Doç. Dr. Ömer Akdağ

Doç. Dr. Ömer Akdağ

CASTROSEVERLER

CASTROSEVERLER

İnsan psikolojisinde "sirayet" prensibi vardır. İnsan başkasını etkiler ve başkasından etkilenir. Bu, sevgi denilen vasıtayla mümkün olur.

Sevgi, bir kanaldır ki, seven, sevileninin haliyle şekillenir. Kendinizi tanımak mı istiyorsunuz, kime sevgi beslediğinize bakınız.

Mühim bir hatırlatma; sevdiğiniz veya sevmeye teşebbüs ettiğiniz kişiyi, önce mutlaka tanımaya çalışınız. Ve olabildiğinde doğru tanımaya çalışınız. Sevmeden önce tanımak veya tanımaya çalışmak, sevginin sahibine çok şey kazandırır. Zira sevgi öyle bir histir ki, adeta geri dönüşü olmayan bir yol gibidir.

Sevgi, tevcih edilmeden önce dikkat ve ihtimam gerektirir.

Kimi seviyorsanız onun gibi olursunuz yahut olmaya çalışırsınız. Sevgili peygamberimizin muhteşem ifadesiyle “Kişi arkadaşının dini üzerinedir”. Peygamber sevgisiyle bütün hayatını ve kültürünü güncellemiş olan muhterem ecdadımızın “söyle arkadaşını söyleyeyim seni” darb-ı meselinde olduğu gibi.

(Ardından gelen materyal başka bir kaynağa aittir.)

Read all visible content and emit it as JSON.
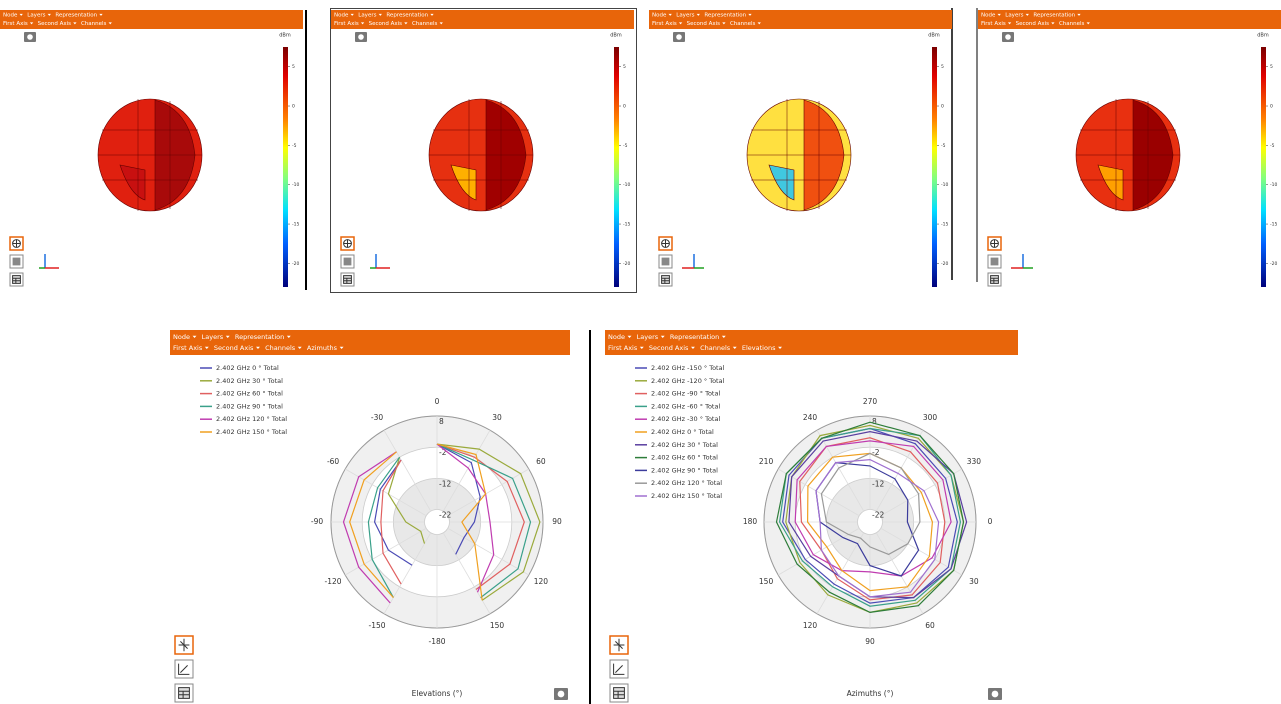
{
  "views3d": [
    {
      "menu": [
        "Node",
        "Layers",
        "Representation"
      ],
      "submenu": [
        "First Axis",
        "Second Axis",
        "Channels"
      ],
      "colorbar": {
        "title": "dBm",
        "lim": [
          -23,
          7.5
        ],
        "ticks": [
          5,
          0,
          -5,
          -10,
          -15,
          -20
        ]
      }
    },
    {
      "menu": [
        "Node",
        "Layers",
        "Representation"
      ],
      "submenu": [
        "First Axis",
        "Second Axis",
        "Channels"
      ],
      "colorbar": {
        "title": "dBm",
        "lim": [
          -23,
          7.5
        ],
        "ticks": [
          5,
          0,
          -5,
          -10,
          -15,
          -20
        ]
      }
    },
    {
      "menu": [
        "Node",
        "Layers",
        "Representation"
      ],
      "submenu": [
        "First Axis",
        "Second Axis",
        "Channels"
      ],
      "colorbar": {
        "title": "dBm",
        "lim": [
          -23,
          7.5
        ],
        "ticks": [
          5,
          0,
          -5,
          -10,
          -15,
          -20
        ]
      }
    },
    {
      "menu": [
        "Node",
        "Layers",
        "Representation"
      ],
      "submenu": [
        "First Axis",
        "Second Axis",
        "Channels"
      ],
      "colorbar": {
        "title": "dBm",
        "lim": [
          -23,
          7.5
        ],
        "ticks": [
          5,
          0,
          -5,
          -10,
          -15,
          -20
        ]
      }
    }
  ],
  "polar_panels": [
    {
      "menu": [
        "Node",
        "Layers",
        "Representation"
      ],
      "submenu": [
        "First Axis",
        "Second Axis",
        "Channels",
        "Azimuths"
      ]
    },
    {
      "menu": [
        "Node",
        "Layers",
        "Representation"
      ],
      "submenu": [
        "First Axis",
        "Second Axis",
        "Channels",
        "Elevations"
      ]
    }
  ],
  "chart_data": [
    {
      "type": "polar",
      "x_label": "Elevations (°)",
      "zero_location": "N",
      "direction": "clockwise",
      "x": [
        0,
        30,
        60,
        90,
        120,
        150,
        -180,
        -150,
        -120,
        -90,
        -60,
        -30
      ],
      "rlim": [
        -26,
        8
      ],
      "rticks": [
        8,
        -2,
        -12,
        -22
      ],
      "series": [
        {
          "name": "2.402 GHz 0 ° Total",
          "color": "#4b4bb5",
          "values": [
            -1,
            -4,
            -10,
            -14,
            -16,
            -14,
            null,
            -10,
            -8,
            -6,
            -5,
            -3
          ]
        },
        {
          "name": "2.402 GHz 30 ° Total",
          "color": "#9aaa3c",
          "values": [
            -1,
            1,
            5,
            7,
            6,
            3,
            null,
            -18,
            -20,
            -16,
            -8,
            -2
          ]
        },
        {
          "name": "2.402 GHz 60 ° Total",
          "color": "#e06060",
          "values": [
            -1,
            -2,
            0,
            2,
            1,
            -1,
            null,
            -3,
            -6,
            -8,
            -6,
            -3
          ]
        },
        {
          "name": "2.402 GHz 90 ° Total",
          "color": "#3aa08a",
          "values": [
            -1,
            -3,
            2,
            4,
            4,
            2,
            null,
            2,
            -2,
            -4,
            -4,
            -2
          ]
        },
        {
          "name": "2.402 GHz 120 ° Total",
          "color": "#c03cb0",
          "values": [
            -1,
            -6,
            -8,
            -9,
            -5,
            0,
            null,
            4,
            3,
            4,
            3,
            0
          ]
        },
        {
          "name": "2.402 GHz 150 ° Total",
          "color": "#f0a020",
          "values": [
            -1,
            -1,
            -8,
            -18,
            -12,
            3,
            null,
            2,
            1,
            2,
            1,
            0
          ]
        }
      ]
    },
    {
      "type": "polar",
      "x_label": "Azimuths (°)",
      "zero_location": "E",
      "direction": "clockwise",
      "x": [
        0,
        30,
        60,
        90,
        120,
        150,
        180,
        210,
        240,
        270,
        300,
        330
      ],
      "rlim": [
        -26,
        8
      ],
      "rticks": [
        8,
        -2,
        -12,
        -22
      ],
      "series": [
        {
          "name": "2.402 GHz -150 ° Total",
          "color": "#4b4bb5",
          "values": [
            2,
            3,
            2,
            0,
            -3,
            -2,
            2,
            4,
            5,
            4,
            3,
            2
          ]
        },
        {
          "name": "2.402 GHz -120 ° Total",
          "color": "#9aaa3c",
          "values": [
            4,
            5,
            4,
            3,
            1,
            0,
            1,
            3,
            6,
            5,
            5,
            4
          ]
        },
        {
          "name": "2.402 GHz -90 ° Total",
          "color": "#e06060",
          "values": [
            -2,
            0,
            1,
            -1,
            -5,
            -8,
            -4,
            0,
            2,
            1,
            0,
            -1
          ]
        },
        {
          "name": "2.402 GHz -60 ° Total",
          "color": "#3aa08a",
          "values": [
            3,
            4,
            3,
            1,
            -2,
            -1,
            3,
            5,
            5,
            4,
            6,
            4
          ]
        },
        {
          "name": "2.402 GHz -30 ° Total",
          "color": "#c03cb0",
          "values": [
            0,
            -3,
            -6,
            -10,
            -8,
            -5,
            -2,
            1,
            2,
            0,
            2,
            1
          ]
        },
        {
          "name": "2.402 GHz 0 ° Total",
          "color": "#f0a020",
          "values": [
            -6,
            -4,
            -2,
            -4,
            -8,
            -10,
            -6,
            -3,
            -2,
            -4,
            -6,
            -7
          ]
        },
        {
          "name": "2.402 GHz 30 ° Total",
          "color": "#5a3fa0",
          "values": [
            5,
            4,
            2,
            -2,
            -6,
            -4,
            0,
            3,
            4,
            3,
            4,
            5
          ]
        },
        {
          "name": "2.402 GHz 60 ° Total",
          "color": "#2e7d3a",
          "values": [
            4,
            5,
            5,
            3,
            0,
            1,
            4,
            5,
            5,
            6,
            6,
            5
          ]
        },
        {
          "name": "2.402 GHz 90 ° Total",
          "color": "#3c3c9c",
          "values": [
            -14,
            -8,
            -6,
            -12,
            -18,
            -16,
            -10,
            -6,
            -4,
            -8,
            -10,
            -12
          ]
        },
        {
          "name": "2.402 GHz 120 ° Total",
          "color": "#999999",
          "values": [
            -10,
            -12,
            -14,
            -18,
            -20,
            -18,
            -12,
            -8,
            -6,
            -4,
            -6,
            -8
          ]
        },
        {
          "name": "2.402 GHz 150 ° Total",
          "color": "#a070d0",
          "values": [
            -4,
            -2,
            0,
            -2,
            -6,
            -8,
            -10,
            -6,
            -4,
            -6,
            -8,
            -6
          ]
        }
      ]
    }
  ]
}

Fidel Castro’yu sevenler, onun gibi kokarlar. Tipleri de ona benzer, yürekleri de öyledir. Hayat tarzları da öyledir. Mesela vücut temizliği hususunda Castroseverler, Türkler gibi olamazlar veya olmaları mümkün değildir. “Olamazlar” derken, inat ederek olmamalarını değil, olmalarının mümkün olamadığını ifade etmek istedim. Zira farklı bir yapı ve bünyedir onlar.

Denebilir ki, Castro muhit bakımından, bizdeki Castroseverlerden bir gömlek masumdur. Zira Castro’nun ülkesinde abdest olmak için, bizim ülkemizde olduğu gibi şadırvan yoktur. Castro’nun ataları, bizim Osmanlı ve Selçuklu atalarımız gibi her mahalleye elleri, yüzleri, ayakları ve gönülleri temiz olsun diye şadırvan yaptırmış değildir. Zira Castro’nun ataları İslam ile şereflenmiş değildir. Bu, Castro’yu ve atalarını ayıplamayı gerektirmeyebilir. Bizim de içinde bulunduğumuz ehl-i sünnet itikadınca, Castro ve onun atalarının ülkesinde şadırvan olmaması, onların rehber eksikliğinden kaynaklanmıştır şeklinde yorum yapmayı tercih ederiz. Keşke Castro ve onun ülkesindeki insanlar, vücut ile suyun buluştuğu abdest şeklinde adlandırdığımız işlemi yapabilmiş olsalardı.

Keşke…

Binlerce keşke…

Sadece Castro’nun ülkesi değil. Bütün cihanın olmasını arzu ederdik ve ederiz.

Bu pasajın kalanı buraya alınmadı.